Some who were trapped were able to call out using their mobile phones, reaching family, officials and media.
“I rang my kids to say goodbye,” said Ann Voss, interviewed by TV3 from underneath her desk where she was trapped in a collapsed office building.
“It was absolutely horrible. My daughter was crying and I was crying, because I honestly thought that was it. You know, you want to tell them you love them, don’t you?” She said she could hear other people still alive in the building and had called out to them and communicated by knocking on rubble.
“I’m not going to give up,” she said. “I’m going to stay awake now. They better come and get me.”
In the immediate aftermath, dazed, screaming and crying residents wandered the streets as sirens and car alarms blared.
With ambulance services overwhelmed, some victims were carried to private vehicles in makeshift stretchers fashioned from rugs or bits of debris.
A search-and-rescue team was being flown in from Australia, and the United States also dispatched a team to help.
A more powerful 7.1 magnitude earthquake hit Christchurch, a city of 350,000, on September 4, but caused no deaths. The latest one may have been deadlier because it was closer to where people live and work, centered 5 kilometers from the city, according to the US Geological Survey. It also may not have been as deep underground.
“The critical issue with this earthquake was that the epicenter was at shallow depth under Christchurch, so many people were within 10 to 20 kilometers of the fault rupture,” said Gary Gibson, a seismologist at Australia’s Melbourne University.
The US Geological Survey said the quake was an aftershock from September’s temblor. A strong aftershock in December caused further damage to buildings.
The city was still rebuilding from those quakes when Tuesday’s hit.
Known in New Zealand as the Garden City, Christchurch exudes the heritage of its 19thcentury English founders. A shallow river, the Avon, winds through the downtown that is traversed by historic tram lines and dotted with Gothic architecture, parks and sidewalk cafes. It is a popular destination for foreign tourists and students.
The multistory Pyne Gould Guinness Building, housing more than 200 workers, collapsed and an unknown number of people were trapped inside. Rescuers, many of them office workers, dragged severely injured people from the rubble. Many had blood streaming down their faces. Screams could be heard from those still trapped.
The earthquake knocked out power and telephone lines and burst pipes, flooding the streets with water. Firefighters climbed extension ladders to pluck people trapped on roofs of office towers to safety. Plumes of gray smoke drifted into the air from fires burning in the rubble, and helicopters used giant buckets to drench them with water.

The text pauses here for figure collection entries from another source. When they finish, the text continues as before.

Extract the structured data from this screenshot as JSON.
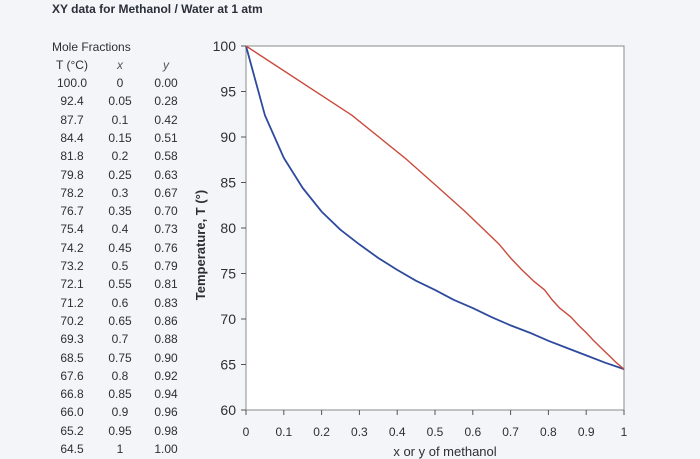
{
  "title": "XY data for Methanol / Water at 1 atm",
  "table": {
    "caption": "Mole Fractions",
    "headers": [
      "T (°C)",
      "x",
      "y"
    ],
    "rows": [
      [
        "100.0",
        "0",
        "0.00"
      ],
      [
        "92.4",
        "0.05",
        "0.28"
      ],
      [
        "87.7",
        "0.1",
        "0.42"
      ],
      [
        "84.4",
        "0.15",
        "0.51"
      ],
      [
        "81.8",
        "0.2",
        "0.58"
      ],
      [
        "79.8",
        "0.25",
        "0.63"
      ],
      [
        "78.2",
        "0.3",
        "0.67"
      ],
      [
        "76.7",
        "0.35",
        "0.70"
      ],
      [
        "75.4",
        "0.4",
        "0.73"
      ],
      [
        "74.2",
        "0.45",
        "0.76"
      ],
      [
        "73.2",
        "0.5",
        "0.79"
      ],
      [
        "72.1",
        "0.55",
        "0.81"
      ],
      [
        "71.2",
        "0.6",
        "0.83"
      ],
      [
        "70.2",
        "0.65",
        "0.86"
      ],
      [
        "69.3",
        "0.7",
        "0.88"
      ],
      [
        "68.5",
        "0.75",
        "0.90"
      ],
      [
        "67.6",
        "0.8",
        "0.92"
      ],
      [
        "66.8",
        "0.85",
        "0.94"
      ],
      [
        "66.0",
        "0.9",
        "0.96"
      ],
      [
        "65.2",
        "0.95",
        "0.98"
      ],
      [
        "64.5",
        "1",
        "1.00"
      ]
    ]
  },
  "chart_data": {
    "type": "line",
    "xlabel": "x or y of methanol",
    "ylabel": "Temperature, T (°)",
    "xlim": [
      0,
      1
    ],
    "ylim": [
      60,
      100
    ],
    "xticks": [
      "0",
      "0.1",
      "0.2",
      "0.3",
      "0.4",
      "0.5",
      "0.6",
      "0.7",
      "0.8",
      "0.9",
      "1"
    ],
    "yticks": [
      "60",
      "65",
      "70",
      "75",
      "80",
      "85",
      "90",
      "95",
      "100"
    ],
    "grid": false,
    "T": [
      100.0,
      92.4,
      87.7,
      84.4,
      81.8,
      79.8,
      78.2,
      76.7,
      75.4,
      74.2,
      73.2,
      72.1,
      71.2,
      70.2,
      69.3,
      68.5,
      67.6,
      66.8,
      66.0,
      65.2,
      64.5
    ],
    "series": [
      {
        "x": [
          0,
          0.05,
          0.1,
          0.15,
          0.2,
          0.25,
          0.3,
          0.35,
          0.4,
          0.45,
          0.5,
          0.55,
          0.6,
          0.65,
          0.7,
          0.75,
          0.8,
          0.85,
          0.9,
          0.95,
          1
        ],
        "color": "#2e4a9e"
      },
      {
        "x": [
          0.0,
          0.28,
          0.42,
          0.51,
          0.58,
          0.63,
          0.67,
          0.7,
          0.73,
          0.76,
          0.79,
          0.81,
          0.83,
          0.86,
          0.88,
          0.9,
          0.92,
          0.94,
          0.96,
          0.98,
          1.0
        ],
        "color": "#c94b3d"
      }
    ],
    "plot_background": "#ffffff",
    "axis_color": "#555555"
  }
}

The Christchurch airport, initially closed, was reopened on Tuesday to emergency flights, and airport officials said domestic flights would resume on Wednesday.
New Zealand’s worst earthquake struck in 1931 at Hawke’s Bay on the country’s North Island, and killed at least 256 people.
Jeff Peters, who runs a luxury motel in Christchurch near the cathedral, said the earthquake sent microwave ovens, plates and cups in his guest rooms flying.
“Sure we’ve come back from the last one, but what do we do now?” he asked. “Because so much of the city has been destroyed.”